Now please fix your software — OnePlus cuts the price way down, but we miss the water resistance of the 10 Pro. Ron Amadeo – Aug 3, 2022 3:30 pm UTC
The OnePlus 10T comes in green and black.
The front. As usual there’s a center hole punch camera hiding in the darkness.
The top and bottom.
Four months after the launch of the OnePlus 10 Pro, OnePlus is back with a new device, the OnePlus 10T. After we beat up the OnePlus 10 earlier this year for having a high price, the OnePlus 10T looks like a decent correction: It’s $649, $250 cheaper than the $899 OnePlus 10 Pro.
Let’s look for the missing $250 in the spec sheet: The OnePlus 10T is slightly faster than the more expensive OnePlus 10 Pro, thanks to the Snapdragon 8+ Gen1 SoC. This has a minor 10 percent faster MHz boost over the Snapdragon 8 Gen 1 and turns in benchmark scores right around that amount. That 10 percent speed boost finally brings Qualcomm’s 2022 CPU performance back up to the level of its 2021 chip—previously it was a bit slower.
The phone still has 8GB of RAM and 128GB of storage (and a new 16GB/256GB tier for $100 more). There’s still an in-screen fingerprint reader and a USB-C port.
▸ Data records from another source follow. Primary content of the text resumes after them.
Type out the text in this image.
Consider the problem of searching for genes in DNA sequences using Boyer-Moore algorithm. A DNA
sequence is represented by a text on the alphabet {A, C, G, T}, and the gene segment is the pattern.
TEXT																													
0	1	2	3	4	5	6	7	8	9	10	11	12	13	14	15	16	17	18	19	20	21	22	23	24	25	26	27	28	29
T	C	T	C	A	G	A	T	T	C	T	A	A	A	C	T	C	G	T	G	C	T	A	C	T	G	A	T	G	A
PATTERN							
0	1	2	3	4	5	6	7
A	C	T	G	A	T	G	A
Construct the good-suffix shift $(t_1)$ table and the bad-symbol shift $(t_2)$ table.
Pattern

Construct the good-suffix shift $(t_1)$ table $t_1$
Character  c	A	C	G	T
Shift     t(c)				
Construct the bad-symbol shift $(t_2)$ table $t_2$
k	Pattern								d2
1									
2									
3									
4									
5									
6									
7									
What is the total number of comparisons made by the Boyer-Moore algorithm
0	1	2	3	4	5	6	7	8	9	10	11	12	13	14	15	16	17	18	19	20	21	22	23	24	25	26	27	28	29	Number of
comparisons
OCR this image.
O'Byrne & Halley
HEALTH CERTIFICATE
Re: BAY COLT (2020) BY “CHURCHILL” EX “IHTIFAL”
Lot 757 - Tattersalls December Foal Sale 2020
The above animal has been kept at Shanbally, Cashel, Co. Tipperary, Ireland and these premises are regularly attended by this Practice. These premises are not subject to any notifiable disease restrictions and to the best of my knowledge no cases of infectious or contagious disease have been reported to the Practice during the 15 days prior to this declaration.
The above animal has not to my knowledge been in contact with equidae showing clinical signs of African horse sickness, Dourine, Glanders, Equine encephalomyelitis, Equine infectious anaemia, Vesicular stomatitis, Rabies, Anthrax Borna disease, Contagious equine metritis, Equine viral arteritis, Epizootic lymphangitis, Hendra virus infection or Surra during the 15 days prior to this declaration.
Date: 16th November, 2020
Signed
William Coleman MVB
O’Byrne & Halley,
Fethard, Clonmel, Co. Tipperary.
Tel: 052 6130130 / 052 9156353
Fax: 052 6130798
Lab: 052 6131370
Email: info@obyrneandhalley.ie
The battery is 4 percent smaller at 4800 mAh instead of 5000 mAh, and the wireless charging is gone. The phone doesn’t support Wi-Fi 6E (just Wi-Fi 6), and it sounds like the cameras are all a tier lower, with the phone now sporting a 50 MP Sony IMX776, and then a just-for-fun 8 MP ultrawide and a 2 MP macro camera.
Enlarge / Look at this beautiful, flat display. No distortion here!
The 10T has a 6.7-inch, 120 Hz, 2412×1080 OLED display with a dynamic refresh rate that switches between 120, 90, and 60 Hz, depending on the content. The more expensive 10 Pro has a higher resolution, 3216×1440, and a more dynamic refresh rate that can scale all the way down to 1 Hz for more power savings. For the price, I’ll take both of these trade-offs. We’ve long said phone displays have too many pixels, and the extra resolution is invisible in real life. The 10T display is still 394 ppi, and that’s totally fine.
Enlarge / The label on the OnePlus 10T charger. The US 120 V system tops out at 20 V, 6.25 amp. There’s no PPS functionality, so it won’t charge a laptop very well.
I actually prefer the cheaper 10T display over the OnePlus 10, just because it’s flat. Most flagships from Samsung, OnePlus, and Google use a display that is curved along the long edges. Years ago it was technically impressive to be able to bend an OLED display, but in real life, these displays only seem to have negatives. They distort any video or text along the edges of the phone, and they lead to more accidental screen touches. There is no benefit at all to curving the screen. OnePlus probably views it as some kind of cost-cutting measure, but in reality, the flat screen is a big improvement.
Another cost-cutting measure: OnePlus’ three-position alert switch is missing from the OnePlus 10T. Previous OnePlus phones have had a physical switch on the side that would change between sound-on, vibrate-only, or no-sound/no-vibrate. OnePlus sent over a seven-paragraph PDF titled “Statement on No Alert Slider,” as if the company thought it would be responding to some massive controversy. The closing paragraph even promises: “While the OnePlus 10T does not have the alert slider, this does not mean it will be removed from all future OnePlus devices.” I really couldn’t care less about its removal and wouldn’t have noticed if OnePlus didn’t say anything. Most phones don’t have an alert switch because the volume keys work fine!